Que Transports Canada, en examinant la Loi sur la sécurité ferroviaire et la Loi sur le transport des marchandises dangereuses qui s’y rapport, étudie la décision d’adopter un régime d’autogestion de la sécurité ferroviaire.

Que, en appui à cet examen, le gouvernement demande la tenue d’analyses juridiques et techniques indépendantes visant à vérifier que l’objectif principal du régime de sécurité ferroviaire consiste à assurer la sécurité de la population.

Que de l’aide financière soit mise à la disposition des communautés concernées pour leur permettre de participer de manière constructive et d’avoir accès à des services de juristes et d’experts techniques.

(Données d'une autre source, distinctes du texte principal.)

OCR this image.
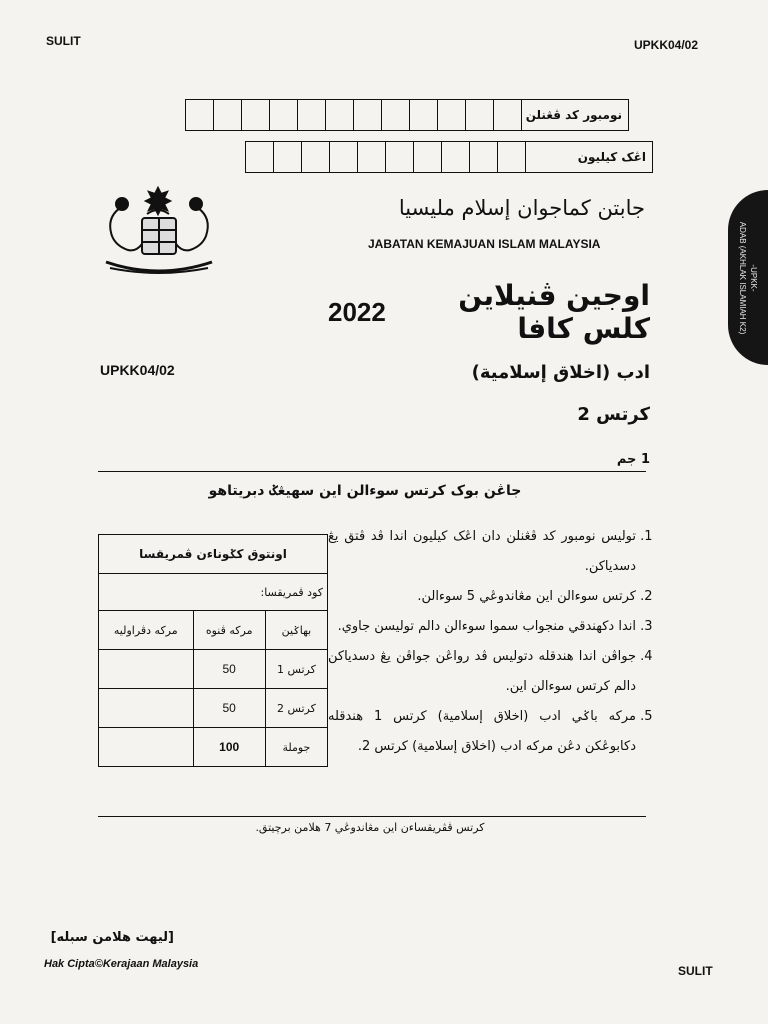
SULIT	UPKK04/02
نومبور كد ڤڠنلن
اڠک کيليون
جابتن كماجوان إسلام مليسيا
JABATAN KEMAJUAN ISLAM MALAYSIA
-UPKK-
ADAB (AKHLAK ISLAMIAH K2)
اوجين ڤنيلاين كلس كافا
2022
UPKK04/02	ادب (اخلاق إسلامية)
كرتس 2
1 جم
جاڠن بوک كرتس سوءالن اين سهيڠݢ دبريتاهو
1. توليس نومبور كد ڤڠنلن دان اڠک کيليون اندا ڤد ڤتق يڠ دسدياكن.
2. كرتس سوءالن اين مڠاندوڠي 5 سوءالن.
3. اندا دکهندقي منجواب سموا سوءالن دالم توليسن جاوي.
4. جواڤن اندا هندقله دتوليس ڤد رواڠن جواڤن يڠ دسدياكن دالم كرتس سوءالن اين.
5. مركه باݢي ادب (اخلاق إسلامية) كرتس 1 هندقله دكابوڠكن دڠن مركه ادب (اخلاق إسلامية) كرتس 2.
اونتوق کݢوناءن ڤمريقسا		
كود ڤمريقسا:		
بهاݢين	مركه ڤنوه	مركه دڤراوليه
كرتس 1	50	
كرتس 2	50	
جوملة	100	
كرتس ڤڤريقساءن اين مڠاندوڠي 7 هلامن برچيتق.
[ليهت هلامن سبله]
Hak Cipta©Kerajaan Malaysia	SULIT
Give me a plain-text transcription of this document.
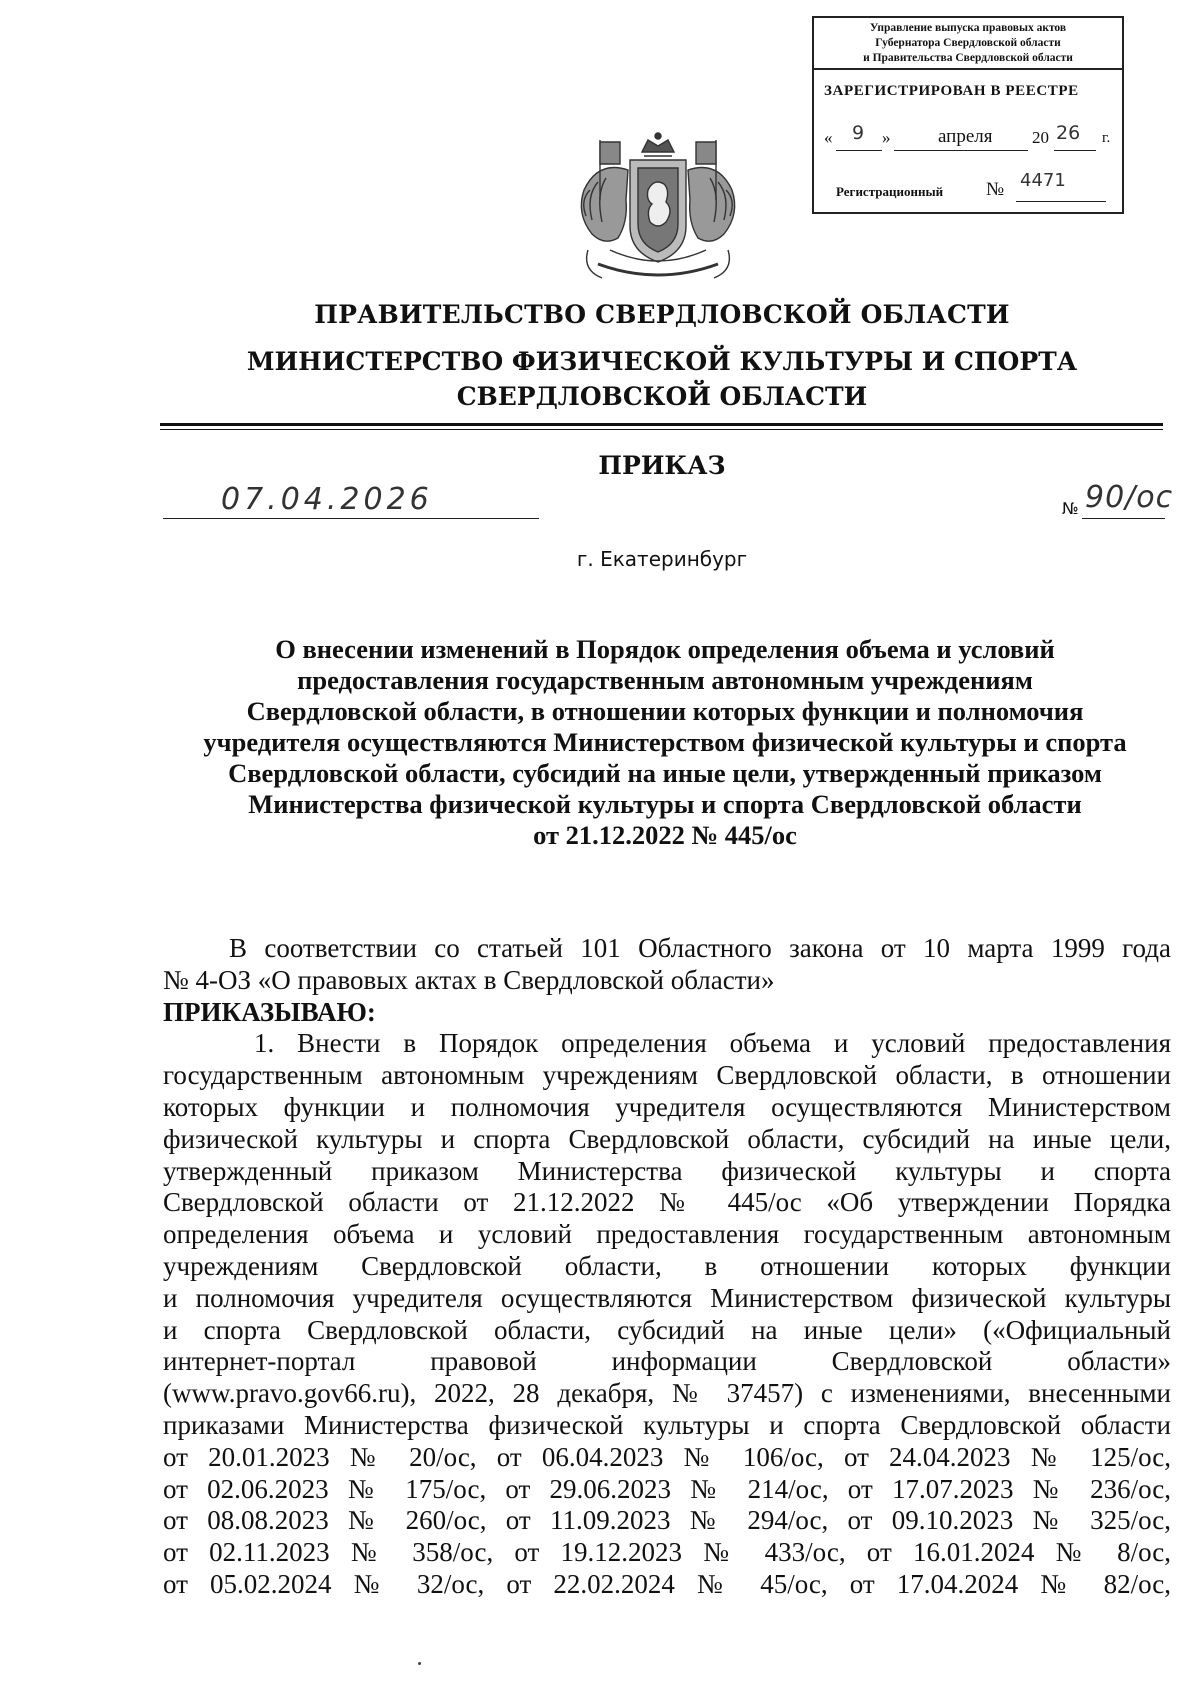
Управление выпуска правовых актов
Губернатора Свердловской области
и Правительства Свердловской области
ЗАРЕГИСТРИРОВАН В РЕЕСТРЕ
« 9 »	апреля 20 26 г.
Регистрационный № 4471
ПРАВИТЕЛЬСТВО СВЕРДЛОВСКОЙ ОБЛАСТИ
МИНИСТЕРСТВО ФИЗИЧЕСКОЙ КУЛЬТУРЫ И СПОРТА
СВЕРДЛОВСКОЙ ОБЛАСТИ
ПРИКАЗ
07.04.2026	№ 90/ос
г. Екатеринбург
О внесении изменений в Порядок определения объема и условий
предоставления государственным автономным учреждениям
Свердловской области, в отношении которых функции и полномочия
учредителя осуществляются Министерством физической культуры и спорта
Свердловской области, субсидий на иные цели, утвержденный приказом
Министерства физической культуры и спорта Свердловской области
от 21.12.2022 № 445/ос
В соответствии со статьей 101 Областного закона от 10 марта 1999 года
№ 4-ОЗ «О правовых актах в Свердловской области»
ПРИКАЗЫВАЮ:
1. Внести в Порядок определения объема и условий предоставления
государственным автономным учреждениям Свердловской области, в отношении
которых функции и полномочия учредителя осуществляются Министерством
физической культуры и спорта Свердловской области, субсидий на иные цели,
утвержденный приказом Министерства физической культуры и спорта
Свердловской области от 21.12.2022 № 445/ос «Об утверждении Порядка
определения объема и условий предоставления государственным автономным
учреждениям Свердловской области, в отношении которых функции
и полномочия учредителя осуществляются Министерством физической культуры
и спорта Свердловской области, субсидий на иные цели» («Официальный
интернет-портал правовой информации Свердловской области»
(www.pravo.gov66.ru), 2022, 28 декабря, № 37457) с изменениями, внесенными
приказами Министерства физической культуры и спорта Свердловской области
от 20.01.2023 № 20/ос, от 06.04.2023 № 106/ос, от 24.04.2023 № 125/ос,
от 02.06.2023 № 175/ос, от 29.06.2023 № 214/ос, от 17.07.2023 № 236/ос,
от 08.08.2023 № 260/ос, от 11.09.2023 № 294/ос, от 09.10.2023 № 325/ос,
от 02.11.2023 № 358/ос, от 19.12.2023 № 433/ос, от 16.01.2024 № 8/ос,
от 05.02.2024 № 32/ос, от 22.02.2024 № 45/ос, от 17.04.2024 № 82/ос,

Que les sociétés ferroviaires soient tenues d’offrir aux communautés concernées ou intéressées un accès accru aux renseignements sur les évaluations des risques, les rapports liés au SGS, les plans d’intervention en cas d’urgence et les politiques d’application de la loi et de conformité en matière de sécurité ferroviaire.

Que les municipalités et les communautés soient avisées de toute proposition de règles et d’exceptions aux règles et qu’elles puissent donner leur avis sur ces questions.